CourtDistrict Court, D. New Jersey
DecidedJanuary 6, 2025
Docket2:24-cv-06660
StatusUnknown

This text of TUPPER v. WG CRANFORD SH, LLC (TUPPER v. WG CRANFORD SH, LLC) is published on Counsel Stack Legal Research, covering District Court, D. New Jersey primary law. Counsel Stack provides free access to over 12 million legal documents including statutes, case law, regulations, and constitutions.

Bluebook
TUPPER v. WG CRANFORD SH, LLC, (D.N.J. 2025).

Opinion

UNITED STATES DISTRICT COURT DISTRICT OF NEW JERSEY

Civil Action No.

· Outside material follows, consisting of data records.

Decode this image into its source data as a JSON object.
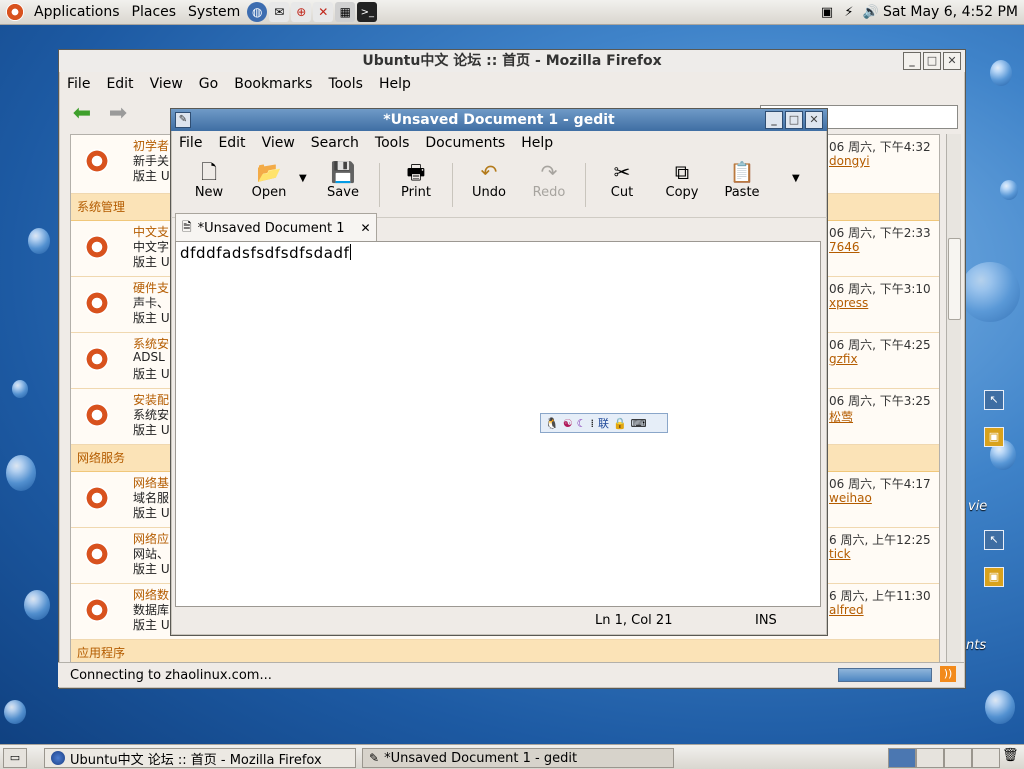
{
  "top_panel": {
    "menus": [
      "Applications",
      "Places",
      "System"
    ],
    "clock": "Sat May  6,  4:52 PM"
  },
  "firefox": {
    "title": "Ubuntu中文 论坛 :: 首页 - Mozilla Firefox",
    "menu": [
      "File",
      "Edit",
      "View",
      "Go",
      "Bookmarks",
      "Tools",
      "Help"
    ],
    "status": "Connecting to zhaolinux.com...",
    "forum": {
      "sections": [
        {
          "heading": "系统管理",
          "rows": [
            {
              "t1": "中文支",
              "t2": "中文字",
              "t3": "版主 U",
              "time": "06 周六, 下午2:33",
              "user": "7646"
            },
            {
              "t1": "硬件支",
              "t2": "声卡、",
              "t3": "版主 U",
              "time": "06 周六, 下午3:10",
              "user": "xpress"
            },
            {
              "t1": "系统安",
              "t2": "ADSL",
              "t3": "版主 U",
              "time": "06 周六, 下午4:25",
              "user": "gzfix"
            },
            {
              "t1": "安装配",
              "t2": "系统安",
              "t3": "版主 U",
              "time": "06 周六, 下午3:25",
              "user": "松莺"
            }
          ]
        },
        {
          "heading": "网络服务",
          "rows": [
            {
              "t1": "网络基",
              "t2": "域名服",
              "t3": "版主 U",
              "time": "06 周六, 下午4:17",
              "user": "weihao"
            },
            {
              "t1": "网络应",
              "t2": "网站、",
              "t3": "版主 U",
              "time": "6 周六, 上午12:25",
              "user": "tick"
            },
            {
              "t1": "网络数",
              "t2": "数据库",
              "t3": "版主 U",
              "time": "6 周六, 上午11:30",
              "user": "alfred"
            }
          ]
        },
        {
          "heading": "应用程序",
          "rows": []
        }
      ],
      "top_row": {
        "t1": "初学者",
        "t2": "新手关",
        "t3": "版主 U",
        "time": "06 周六, 下午4:32",
        "user": "dongyi"
      }
    }
  },
  "gedit": {
    "title": "*Unsaved Document 1 - gedit",
    "menu": [
      "File",
      "Edit",
      "View",
      "Search",
      "Tools",
      "Documents",
      "Help"
    ],
    "toolbar": {
      "new": "New",
      "open": "Open",
      "save": "Save",
      "print": "Print",
      "undo": "Undo",
      "redo": "Redo",
      "cut": "Cut",
      "copy": "Copy",
      "paste": "Paste"
    },
    "tab": "*Unsaved Document 1",
    "text": "dfddfadsfsdfsdfsdadf",
    "status_pos": "Ln 1, Col 21",
    "status_mode": "INS"
  },
  "ime": {
    "label": "联"
  },
  "taskbar": {
    "tasks": [
      "Ubuntu中文 论坛 :: 首页 - Mozilla Firefox",
      "*Unsaved Document 1 - gedit"
    ]
  },
  "desktop": {
    "labels": [
      "vie",
      "nts"
    ]
  }
}
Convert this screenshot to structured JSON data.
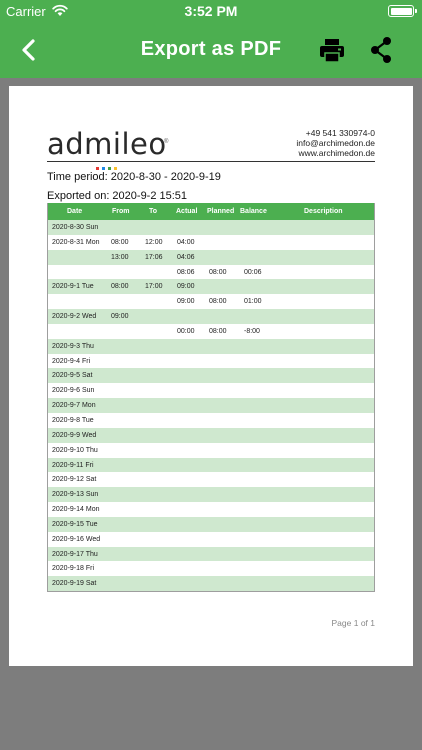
{
  "status": {
    "carrier": "Carrier",
    "time": "3:52 PM"
  },
  "nav": {
    "title": "Export as PDF"
  },
  "document": {
    "logo_text": "admileo",
    "logo_reg": "®",
    "contact": [
      "+49 541 330974-0",
      "info@archimedon.de",
      "www.archimedon.de"
    ],
    "period": "Time period: 2020-8-30  -  2020-9-19",
    "exported": "Exported on: 2020-9-2 15:51",
    "columns": [
      "Date",
      "From",
      "To",
      "Actual",
      "Planned",
      "Balance",
      "Description"
    ],
    "rows": [
      [
        "2020-8-30 Sun",
        "",
        "",
        "",
        "",
        "",
        ""
      ],
      [
        "2020-8-31 Mon",
        "08:00",
        "12:00",
        "04:00",
        "",
        "",
        ""
      ],
      [
        "",
        "13:00",
        "17:06",
        "04:06",
        "",
        "",
        ""
      ],
      [
        "",
        "",
        "",
        "08:06",
        "08:00",
        "00:06",
        ""
      ],
      [
        "2020-9-1 Tue",
        "08:00",
        "17:00",
        "09:00",
        "",
        "",
        ""
      ],
      [
        "",
        "",
        "",
        "09:00",
        "08:00",
        "01:00",
        ""
      ],
      [
        "2020-9-2 Wed",
        "09:00",
        "",
        "",
        "",
        "",
        ""
      ],
      [
        "",
        "",
        "",
        "00:00",
        "08:00",
        "-8:00",
        ""
      ],
      [
        "2020-9-3 Thu",
        "",
        "",
        "",
        "",
        "",
        ""
      ],
      [
        "2020-9-4 Fri",
        "",
        "",
        "",
        "",
        "",
        ""
      ],
      [
        "2020-9-5 Sat",
        "",
        "",
        "",
        "",
        "",
        ""
      ],
      [
        "2020-9-6 Sun",
        "",
        "",
        "",
        "",
        "",
        ""
      ],
      [
        "2020-9-7 Mon",
        "",
        "",
        "",
        "",
        "",
        ""
      ],
      [
        "2020-9-8 Tue",
        "",
        "",
        "",
        "",
        "",
        ""
      ],
      [
        "2020-9-9 Wed",
        "",
        "",
        "",
        "",
        "",
        ""
      ],
      [
        "2020-9-10 Thu",
        "",
        "",
        "",
        "",
        "",
        ""
      ],
      [
        "2020-9-11 Fri",
        "",
        "",
        "",
        "",
        "",
        ""
      ],
      [
        "2020-9-12 Sat",
        "",
        "",
        "",
        "",
        "",
        ""
      ],
      [
        "2020-9-13 Sun",
        "",
        "",
        "",
        "",
        "",
        ""
      ],
      [
        "2020-9-14 Mon",
        "",
        "",
        "",
        "",
        "",
        ""
      ],
      [
        "2020-9-15 Tue",
        "",
        "",
        "",
        "",
        "",
        ""
      ],
      [
        "2020-9-16 Wed",
        "",
        "",
        "",
        "",
        "",
        ""
      ],
      [
        "2020-9-17 Thu",
        "",
        "",
        "",
        "",
        "",
        ""
      ],
      [
        "2020-9-18 Fri",
        "",
        "",
        "",
        "",
        "",
        ""
      ],
      [
        "2020-9-19 Sat",
        "",
        "",
        "",
        "",
        "",
        ""
      ]
    ],
    "page_label": "Page 1 of 1"
  },
  "icons": {
    "back": "chevron-left-icon",
    "print": "printer-icon",
    "share": "share-icon",
    "wifi": "wifi-icon",
    "battery": "battery-icon"
  },
  "colors": {
    "accent": "#4caf50",
    "row_alt": "#cfe8cf",
    "backdrop": "#7d7d7d"
  }
}
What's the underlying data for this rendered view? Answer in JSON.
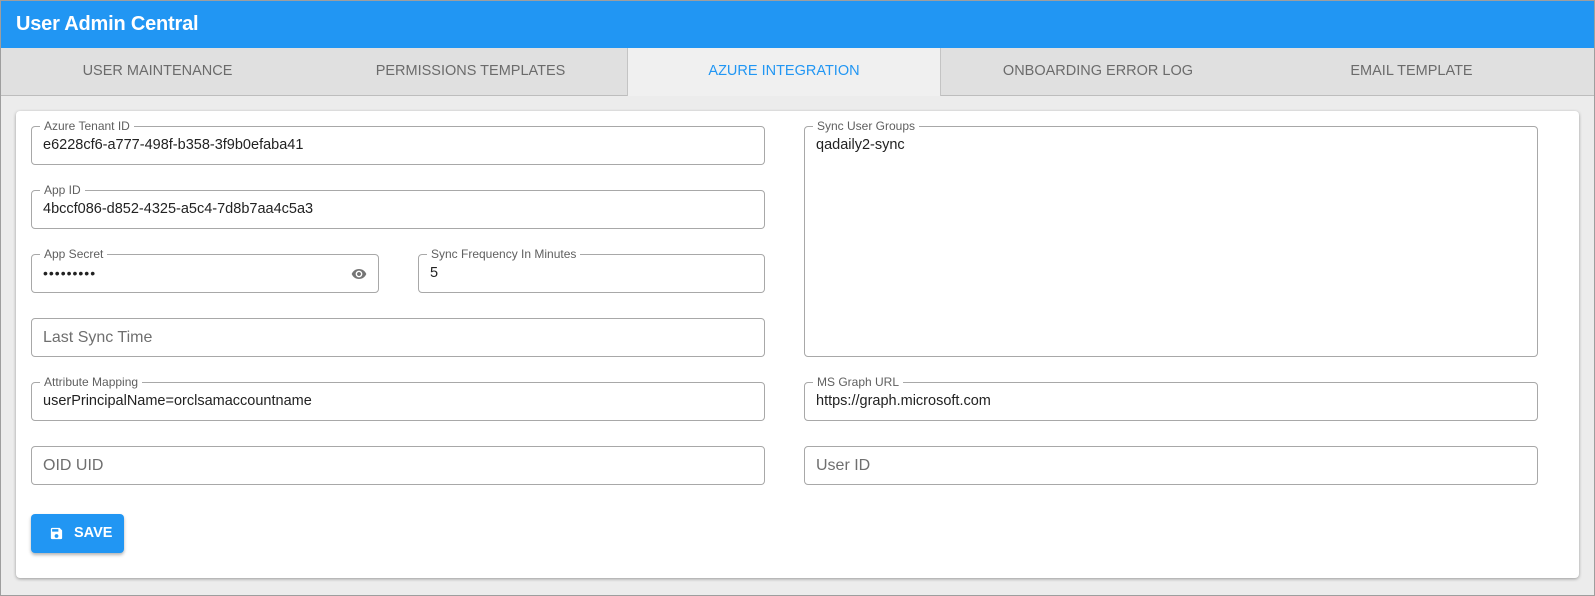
{
  "app": {
    "title": "User Admin Central"
  },
  "tabs": [
    {
      "label": "USER MAINTENANCE"
    },
    {
      "label": "PERMISSIONS TEMPLATES"
    },
    {
      "label": "AZURE INTEGRATION",
      "active": true
    },
    {
      "label": "ONBOARDING ERROR LOG"
    },
    {
      "label": "EMAIL TEMPLATE"
    }
  ],
  "form": {
    "tenant_id": {
      "label": "Azure Tenant ID",
      "value": "e6228cf6-a777-498f-b358-3f9b0efaba41"
    },
    "app_id": {
      "label": "App ID",
      "value": "4bccf086-d852-4325-a5c4-7d8b7aa4c5a3"
    },
    "app_secret": {
      "label": "App Secret",
      "value": "•••••••••"
    },
    "sync_frequency": {
      "label": "Sync Frequency In Minutes",
      "value": "5"
    },
    "last_sync_time": {
      "placeholder": "Last Sync Time"
    },
    "sync_user_groups": {
      "label": "Sync User Groups",
      "value": "qadaily2-sync"
    },
    "attribute_mapping": {
      "label": "Attribute Mapping",
      "value": "userPrincipalName=orclsamaccountname"
    },
    "ms_graph_url": {
      "label": "MS Graph URL",
      "value": "https://graph.microsoft.com"
    },
    "oid_uid": {
      "placeholder": "OID UID"
    },
    "user_id": {
      "placeholder": "User ID"
    }
  },
  "actions": {
    "save_label": "SAVE"
  },
  "icons": {
    "eye": "eye-icon",
    "save": "floppy-disk-icon"
  },
  "colors": {
    "primary": "#2196f3"
  }
}
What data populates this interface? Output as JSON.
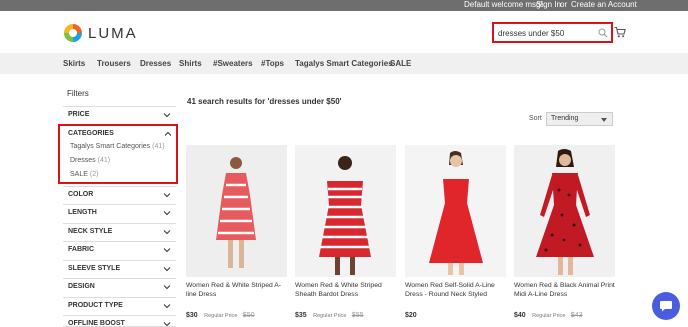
{
  "topbar": {
    "welcome": "Default welcome msg!",
    "signin": "Sign In",
    "or": "or",
    "create": "Create an Account"
  },
  "logo": {
    "text": "LUMA"
  },
  "search": {
    "value": "dresses under $50"
  },
  "nav": [
    "Skirts",
    "Trousers",
    "Dresses",
    "Shirts",
    "#Sweaters",
    "#Tops",
    "Tagalys Smart Categories",
    "SALE"
  ],
  "filters": {
    "title": "Filters",
    "price": "PRICE",
    "categories": {
      "title": "CATEGORIES",
      "options": [
        {
          "label": "Tagalys Smart Categories",
          "count": "(41)"
        },
        {
          "label": "Dresses",
          "count": "(41)"
        },
        {
          "label": "SALE",
          "count": "(2)"
        }
      ]
    },
    "rest": [
      "COLOR",
      "LENGTH",
      "NECK STYLE",
      "FABRIC",
      "SLEEVE STYLE",
      "DESIGN",
      "PRODUCT TYPE",
      "OFFLINE BOOST"
    ]
  },
  "results": {
    "title": "41 search results for 'dresses under $50'"
  },
  "sort": {
    "label": "Sort",
    "value": "Trending"
  },
  "products": [
    {
      "name": "Women Red & White Striped A-line Dress",
      "price": "$30",
      "regular_label": "Regular Price",
      "regular": "$50",
      "img_color": "#e75b5e"
    },
    {
      "name": "Women Red & White Striped Sheath Bardot Dress",
      "price": "$35",
      "regular_label": "Regular Price",
      "regular": "$55",
      "img_color": "#d8272f"
    },
    {
      "name": "Women Red Self-Solid A-Line Dress - Round Neck Styled",
      "price": "$20",
      "regular_label": "",
      "regular": "",
      "img_color": "#e0262b"
    },
    {
      "name": "Women Red & Black Animal Print Midi A-Line Dress",
      "price": "$40",
      "regular_label": "Regular Price",
      "regular": "$43",
      "img_color": "#c21a24"
    }
  ],
  "colors": {
    "highlight": "#d7141a",
    "chat": "#4a5de0"
  }
}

JANICE TUPPER, 24-cv-6660-MCA-SDA Plaintiff, OPINION vs. January 3, 2025 WG CRANFORD SH, LLC,

Defendant. STACEY D. ADAMS, United States Magistrate Judge Before the Court is a Cross-Motion to Amend the Complaint filed by Plaintiff Janice Tupper (“Plaintiff”) (ECF No. 11), in response to a Motion to Dismiss filed by Defendant WG Cranford SH, LLC (“Defendant”) (ECF No. 5). Defendant opposes the Cross-Motion. (ECF No. 12). The Court decides this motion without oral argument pursuant to Fed. R. Civ. P. 78. After considering the submissions of the parties, and for the reasons stated below, Plaintiff’s Cross-Motion to Amend the Complaint is GRANTED, and Defendant’s Motion to Dismiss is ADMINISTRATIVELY TERMINATED without prejudice. I. FACTUAL BACKGROUND AND PROCEDURAL HISTORY Plaintiff filed the operative complaint in Union County Superior Court on May 1, 2024. (Compl., ECF No. 1-1).1 Defendant filed a notice of removal on June 3, 2024. (ECF No. 1). Plaintiff was a resident of Defendant’s assisted living facility. (Compl. ¶ 2). The lease was

1 The May 1, 2024 filing was an Amended Complaint. According to Defendant, Plaintiff filed her initial Complaint on March 12, 2024 against Defendant and several other parties, but never served it on any named defendant. Plaintiff then filed the Amended Complaint on May 1, 2024, naming only Defendant, and properly served it. This Court does not have a copy of the initial Complaint. governed by a Residency Agreement dated October 31, 2022. (Id., Ex. A). In late June to early July 2023, Plaintiff became ill with an infection that required antibiotics and isolation. (Id. ¶ 9). Defendant was supposed to administer prescription medication to Plaintiff but failed to do so. (Id. ¶ 13). As a result, Plaintiff’s condition worsened, eventually

requiring hospitalization from July 27, 2023 through August 3, 2023, at which time she was released to a subacute in-patient facility for continued care. (Id. ¶¶ 22, 26). Prior to Plaintiff becoming ill, on April 19, 2023, Defendant filed a complaint for eviction in Union County Superior Court. (Id. ¶ 6). Plaintiff purportedly did not receive notice of the trial date, and judgment was entered in absentia in Defendant’s favor on June 5, 2023. (Id. ¶¶ 7-8). On July 20, 2023, while Plaintiff was sick and quarantined, Defendant requested a post- trial warrant of removal. (Id. ¶ 20, Ex. B). Plaintiff again claims she was not made aware of the application. (Id. ¶ 21). An order of removal was issued on July 31, 2023, while Plaintiff was in the hospital. (Id. ¶ 25, Ex. C). The warrant of removal was executed on August 14, 2023. (Id. ¶ 27, Ex. D).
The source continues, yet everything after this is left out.